Pakistan’s fiscal consolidation targets presented in its FY21 budget on June 12 will be difficult to meet amid the economic shock and health crisis because of the coronavirus pandemic, Fitch Ratings said in a report on Thursday.
One of the three major global rating agencies, Fitch, stated that public finances are a key credit weakness. They noted it even before the health crisis occurred, they affirmed Pakistan’s rating at ‘B-’ with a Stable Outlook in January 2020.
The new budget forecasts a decline in the fiscal deficit to 7.0% of GDP in FY21. However, this assumes tax revenue will increase by 28% from the estimate for FY20 and will prove to be challenging in the absence of new tax measures, especially if the economic growth remains slow.
Fitch forecasts deficits of 9.5% of GDP in FY20 and 8.2% in FY21, pushing the public debt-to-GDP ratio up to 89% of GDP.

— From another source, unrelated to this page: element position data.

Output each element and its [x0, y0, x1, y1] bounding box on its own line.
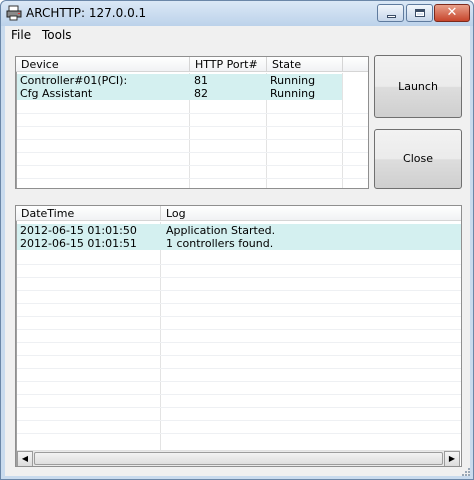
maximize-icon [415, 9, 425, 17]
launch-browser-button[interactable]: Launch Browser [374, 55, 462, 154]
arrow-right-icon: ▶ [448, 454, 456, 463]
close-button[interactable]: Close [374, 129, 462, 189]
device-list[interactable]: Device HTTP Port# State Controller#01(PC… [15, 56, 369, 189]
table-row[interactable]: Controller#01(PCI): 81 Running [17, 74, 342, 87]
row-divider [17, 316, 461, 317]
column-header-device[interactable]: Device [16, 57, 190, 72]
client-area: File Tools Device HTTP Port# State Contr… [5, 26, 470, 476]
row-divider [17, 407, 461, 408]
log-cell: Application Started. [166, 224, 276, 237]
menu-file[interactable]: File [11, 28, 31, 42]
row-divider [17, 381, 461, 382]
table-row[interactable]: Cfg Assistant 82 Running [17, 87, 342, 100]
horizontal-scrollbar[interactable]: ◀ ▶ [17, 450, 460, 466]
row-divider [17, 368, 461, 369]
menu-tools[interactable]: Tools [42, 28, 72, 42]
app-window: ARCHTTP: 127.0.0.1 ✕ File Tools Device H… [0, 0, 474, 480]
column-header-log[interactable]: Log [161, 206, 461, 221]
device-cell: Controller#01(PCI): [20, 74, 128, 87]
column-header-port[interactable]: HTTP Port# [190, 57, 267, 72]
title-bar[interactable]: ARCHTTP: 127.0.0.1 ✕ [1, 1, 473, 26]
table-row[interactable]: 2012-06-15 01:01:50 Application Started. [17, 224, 461, 237]
device-cell: Cfg Assistant [20, 87, 93, 100]
row-divider [17, 433, 461, 434]
row-divider [17, 329, 461, 330]
close-icon: ✕ [446, 5, 458, 20]
port-cell: 81 [194, 74, 208, 87]
minimize-icon [387, 15, 396, 18]
row-divider [17, 355, 461, 356]
menu-bar: File Tools [5, 26, 470, 44]
log-list[interactable]: DateTime Log 2012-06-15 01:01:50 Applica… [15, 205, 462, 467]
row-divider [17, 342, 461, 343]
port-cell: 82 [194, 87, 208, 100]
row-divider [17, 394, 461, 395]
row-divider [17, 178, 368, 179]
row-divider [17, 290, 461, 291]
window-title: ARCHTTP: 127.0.0.1 [26, 6, 147, 20]
column-header-state[interactable]: State [267, 57, 343, 72]
row-divider [17, 139, 368, 140]
state-cell: Running [270, 87, 316, 100]
window-close-button[interactable]: ✕ [434, 4, 470, 22]
printer-icon [6, 5, 22, 21]
row-divider [17, 303, 461, 304]
maximize-button[interactable] [406, 4, 433, 22]
minimize-button[interactable] [377, 4, 404, 22]
datetime-cell: 2012-06-15 01:01:51 [20, 237, 137, 250]
column-header-filler [343, 57, 368, 72]
state-cell: Running [270, 74, 316, 87]
column-divider [160, 222, 161, 450]
log-cell: 1 controllers found. [166, 237, 274, 250]
table-row[interactable]: 2012-06-15 01:01:51 1 controllers found. [17, 237, 461, 250]
row-divider [17, 113, 368, 114]
column-header-datetime[interactable]: DateTime [16, 206, 161, 221]
row-divider [17, 165, 368, 166]
scroll-left-button[interactable]: ◀ [17, 451, 33, 466]
scroll-right-button[interactable]: ▶ [444, 451, 460, 466]
datetime-cell: 2012-06-15 01:01:50 [20, 224, 137, 237]
arrow-left-icon: ◀ [21, 454, 29, 463]
row-divider [17, 420, 461, 421]
row-divider [17, 126, 368, 127]
row-divider [17, 152, 368, 153]
column-divider [342, 73, 343, 188]
row-divider [17, 264, 461, 265]
scrollbar-thumb[interactable] [34, 452, 443, 465]
resize-grip-icon[interactable] [461, 467, 471, 477]
row-divider [17, 277, 461, 278]
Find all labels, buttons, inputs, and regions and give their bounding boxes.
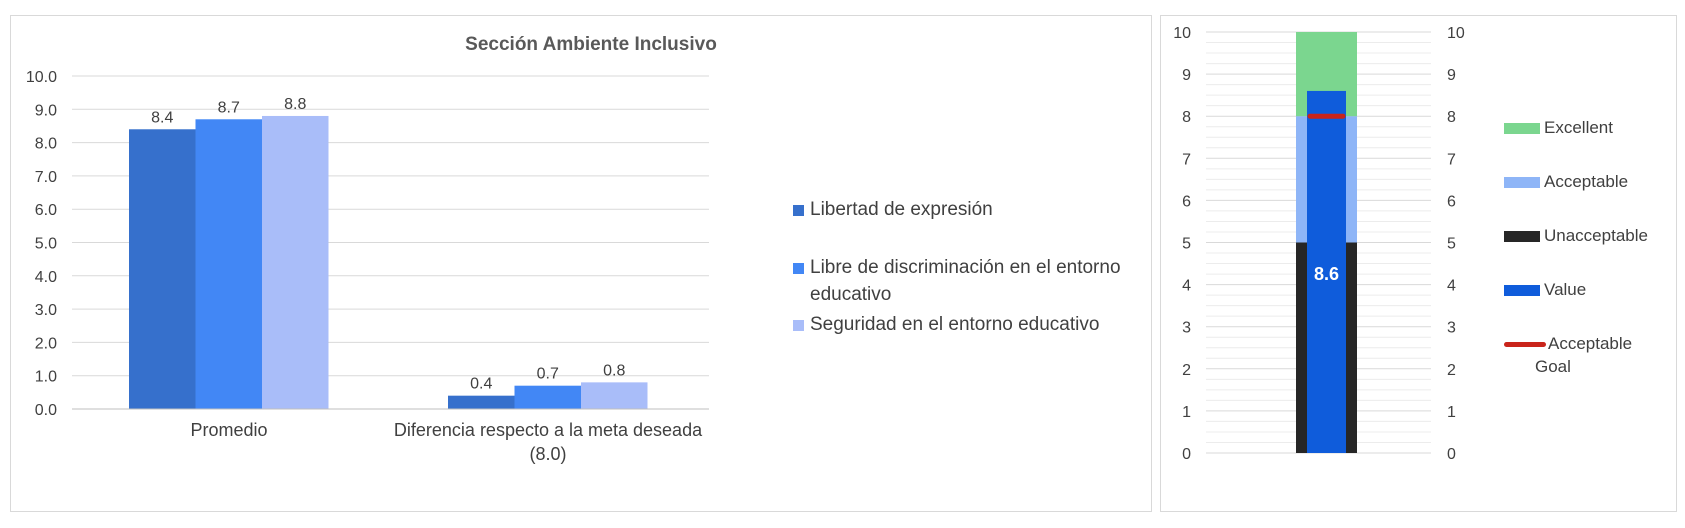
data-label: 8.7 [218, 99, 240, 116]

The agency projects that the ratio will begin to fall after FY21, but this depends on the government’s ability to make progress in fiscal consolidation and on GDP growth rates.
However, the government’s limited fiscal headroom within its rating category will constrain its ability to provide a more robust fiscal response to the coronavirus as the number of cases continues to rise rapidly in the country.
According to the agency, the country’s rating also reflects a fragile external position given the high external debt repayments. Liquid foreign exchange reserves remain low at around $10.1 billion but import compression has increased reserve import cover to about 3.6 months. Moreover, lower oil prices are expected to offset the decline in remittances, which will keep the current account deficit stable at around 2% of GDP through FY21.
External liquidity will be supported by the country’s participation in the G-20’s Debt Service Suspension Initiative, which the government estimates will delay servicing payments of around $1.8 billion in 2020.
Pakistan also received $1.4 billion of emergency support from the IMF under the Rapid Financing Instrument in April, in addition to its existing $6 billion Extended Fund Facility (EFF).
The agency expects the release of accumulated tranches from the EFF over the coming months.